Opinião: "Fatos alternativos" e os custos da realidade da marca Trump

Jim Rutenberg

  • Chip Somodevilla/Getty Images/AFP

    Presidente Donald Trump dança "My Way" com a primeira-dama, Melania, no primeiro baile de posse

    Presidente Donald Trump dança "My Way" com a primeira-dama, Melania, no primeiro baile de posse

Quando Donald Trump fez o juramento presidencial, na sexta-feira (20), assumiu a responsabilidade não apenas pelas alavancas do governo, mas também por um dos bens mais valiosos dos EUA, mesmo que esteja um pouco danificado: sua credibilidade.

A reverência sentimental do país pela verdade e suas bem guardadas liberdades de imprensa, embora nunca perfeitas, foram tão importantes para sua posição global quanto a força de seus militares e a confiabilidade de sua moeda. É o alicerce desse "excepcionalismo americano" de que ouvimos falar há tanto tempo.

A desinformação era para as ditaduras, as repúblicas de bananas e os Estados falidos.

No entanto, lá estava no sábado (21), emanando do atril da sala de informação da Casa Branca --o microfone oficial dos EUA--, quando o secretário de Imprensa de Trump, Sean Spicer, usou sua primeira aparição pública ali para apresentar estatísticas facilmente refutadas que questionavam as reportagens na mídia noticiosa sobre o tamanho do público na posse do presidente (dentre todas as coisas).

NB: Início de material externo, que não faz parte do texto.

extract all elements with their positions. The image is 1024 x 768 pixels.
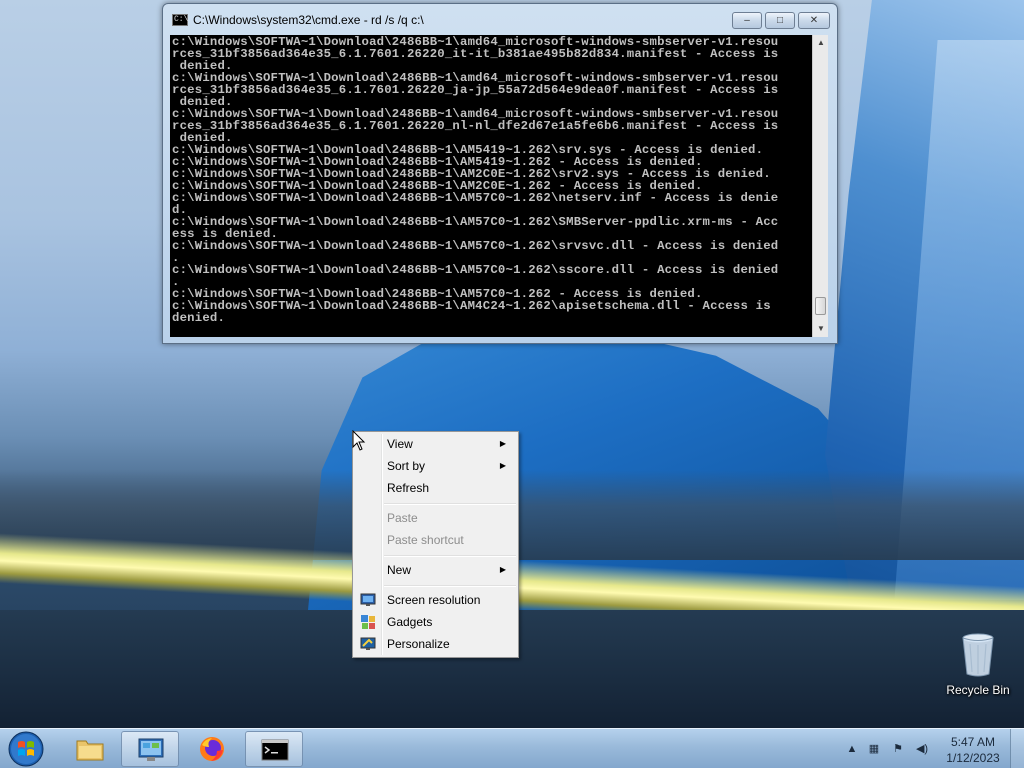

Spicer elaborava a mensagem de seu chefe, que havia feito falsas afirmações mais cedo naquele dia sobre a cobertura da mídia, ao declarar uma "guerra em curso" com a mídia durante uma visita à CIA, cujo dever mais solene é enviar informações verdadeiras e vitais aos presidentes quando travam guerras reais.

Causou calafrios quando a afirmação de Trump de que os repórteres estão "entre as pessoas mais desonestas da terra" provocou aplausos da multidão reunida para ouvi-lo falar diante do memorial aos agentes mortos, na sede da CIA.

Ainda mais assustador foi quando a assessora sênior da Casa Branca Kellyanne Conway apareceu no programa "Meet the Press" no domingo para afirmar que as falsidades de Spicer foram simplesmente "fatos alternativos".

Conway não fez rodeios sobre o que ela pensa da capacidade da mídia de desbancar esses "fatos alternativos" de um modo em que os americanos acreditariam, especialmente os que adoram Trump.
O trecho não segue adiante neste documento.